In a 62-page brief filed last week in the 11th U.S. Circuit Court of Appeals, prosecutors said a district judge acted properly in replacing the juror with an alternate and disputed that the decision violated the religious rights of the man, identified in court documents as Juror No. 13.
“The decision to remove a sitting juror is a significant one that justifiably warrants careful, albeit deferential, review by this (appeals) court,” the document said. “The district court’s decision here handily withstands that review. The court took this issue very seriously and removed the juror only after having carefully considered whether that juror would be able to follow the court’s instructions and decide the case based on the evidence. And the court did so only after having concluded that the juror’s decision — that he had been told by the Holy Spirit, before deliberations had even begun, that Brown was not guilty of all 24 charged crimes — was not based on the juror’s evaluation of the sufficiency of the evidence.”
Brown, who was convicted last year on 18 felony counts and sentenced to five years in prison, has focused her appeal on the decision by U.S. District Judge Timothy Corrigan to dismiss the juror.
The issue about the religious statements started after the jury had started deliberating in Brown’s case. Another juror, identified as Juror No 8, informed the court that she had concerns about the man because of his statements. Corrigan questioned Juror No. 13 before deciding to replace him with an alternate. The jury subsequently found Brown guilty of the charges.
In a brief filed in March in the Atlanta-based appeals court, Brown’s attorney argued the conviction should be tossed out because of Corrigan’s decision.
“The record in this case supports only one conclusion: that this juror was basing his verdict on his view of the sufficiency of the evidence, after prayerful consideration and as he saw it, in his mind, guidance from the Holy Spirit,” attorney William Mallory Kent, wrote in the brief. “Whether he should or should not have depended on any guidance from the Holy Spirit does not resolve the matter in favor of his dismissal, because the well established law in this and other circuits is that so long as there is any reasonable possibility that the juror is basing his view on the sufficiency of the evidence, he may not be dismissed. Dismissal requires substantial evidence that the juror is engaged in willful misconduct.”
But in the document filed last week urging the appeals court to uphold the conviction, prosecutors with the U.S. Attorney’s Office for the Middle District of Florida said Corrigan correctly determined that Juror No. 13 couldn’t follow jury instructions in deciding the case.

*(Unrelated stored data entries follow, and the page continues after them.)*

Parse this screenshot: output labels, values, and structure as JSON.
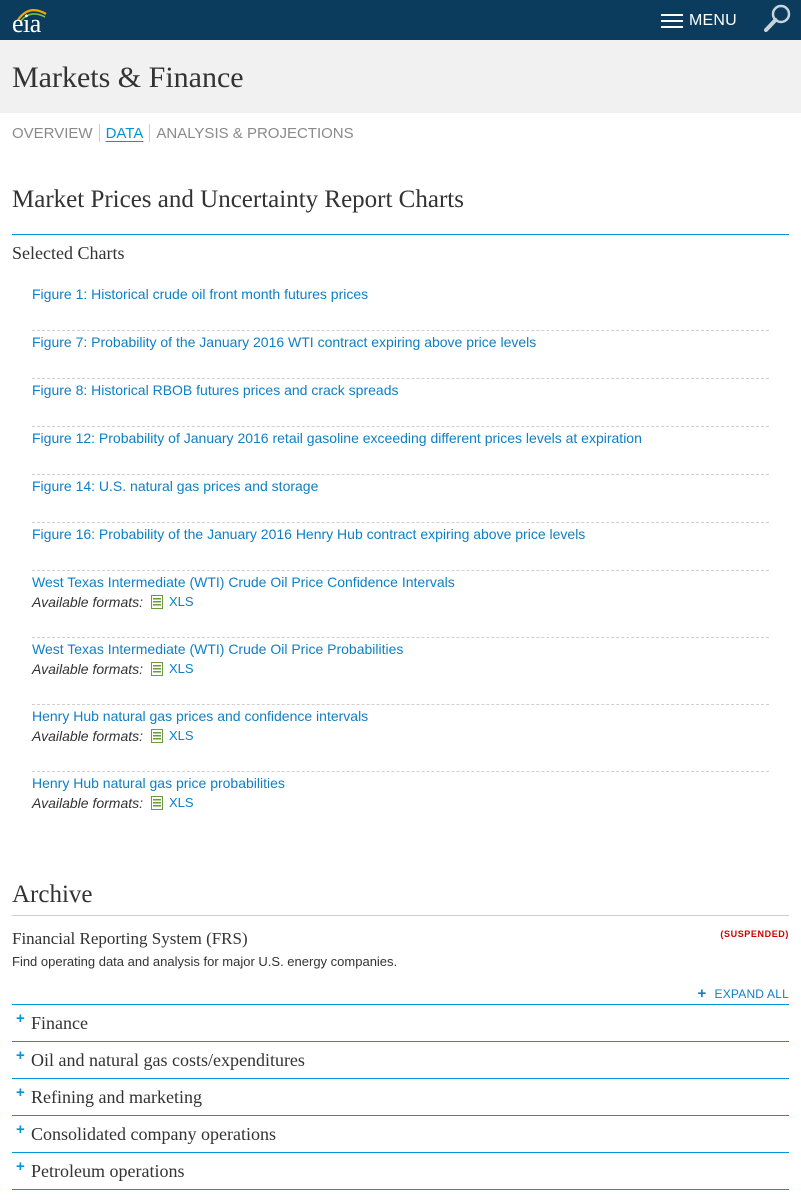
{
  "header": {
    "logo_text": "eia",
    "menu_label": "MENU",
    "icons": {
      "menu": "hamburger-icon",
      "search": "search-icon",
      "logo": "eia-logo"
    },
    "colors": {
      "bar": "#0b3c5d",
      "accent": "#0096d7",
      "link": "#0f7fc4"
    }
  },
  "page": {
    "title": "Markets & Finance"
  },
  "subnav": [
    {
      "label": "OVERVIEW",
      "active": false
    },
    {
      "label": "DATA",
      "active": true
    },
    {
      "label": "ANALYSIS & PROJECTIONS",
      "active": false
    }
  ],
  "main": {
    "title": "Market Prices and Uncertainty Report Charts",
    "selected_heading": "Selected Charts",
    "formats_label": "Available formats:",
    "charts": [
      {
        "label": "Figure 1: Historical crude oil front month futures prices"
      },
      {
        "label": "Figure 7: Probability of the January 2016 WTI contract expiring above price levels"
      },
      {
        "label": "Figure 8: Historical RBOB futures prices and crack spreads"
      },
      {
        "label": "Figure 12: Probability of January 2016 retail gasoline exceeding different prices levels at expiration"
      },
      {
        "label": "Figure 14: U.S. natural gas prices and storage"
      },
      {
        "label": "Figure 16: Probability of the January 2016 Henry Hub contract expiring above price levels"
      },
      {
        "label": "West Texas Intermediate (WTI) Crude Oil Price Confidence Intervals",
        "format": "XLS"
      },
      {
        "label": "West Texas Intermediate (WTI) Crude Oil Price Probabilities",
        "format": "XLS"
      },
      {
        "label": "Henry Hub natural gas prices and confidence intervals",
        "format": "XLS"
      },
      {
        "label": "Henry Hub natural gas price probabilities",
        "format": "XLS"
      }
    ]
  },
  "archive": {
    "title": "Archive",
    "frs_title": "Financial Reporting System (FRS)",
    "frs_badge": "(SUSPENDED)",
    "frs_desc": "Find operating data and analysis for major U.S. energy companies.",
    "expand_all": "EXPAND ALL",
    "sections": [
      "Finance",
      "Oil and natural gas costs/expenditures",
      "Refining and marketing",
      "Consolidated company operations",
      "Petroleum operations"
    ]
  }
}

“The record amply supports the court’s findings that Juror No. 13 was not following the court’s instructions, did not understand that he was not following those instructions, and, if left on the jury, would likely continue not to follow those instructions,” prosecutors wrote. “Juror No. 8 was concerned enough about Juror No. 13 that she brought to the district court’s attention his repeated comments that a ‘Higher Being’ had told him that ‘Corrine Brown was Not Guilty on all charges’ and that he ‘trusted the Holy Ghost.’ And she explained that other jurors were concerned too.”
Brown, a former 12-term Democratic congresswoman from Jacksonville, was convicted on fraud and tax charges related to her role in using contributions to the One Door for Education charity for personal expenses and events.
In sentencing Brown in December, Corrigan issued a 25-page order that said the One Door for Education charity, which was originally established to help children, was “operated as a criminal enterprise” by Brown, her longtime chief of staff, Ronnie Simmons, and the charity’s founder, Carla Wiley.
Brown, 71, long an influential figure in Jacksonville, represented a congressional district that stretched from Jacksonville to Orlando. She lost a re-election bid in 2016 after the district’s boundaries had been substantially redrawn and as she faced the criminal charges. She is an inmate at the Coleman federal prison in Sumter County, according to the Federal Bureau of Prisons.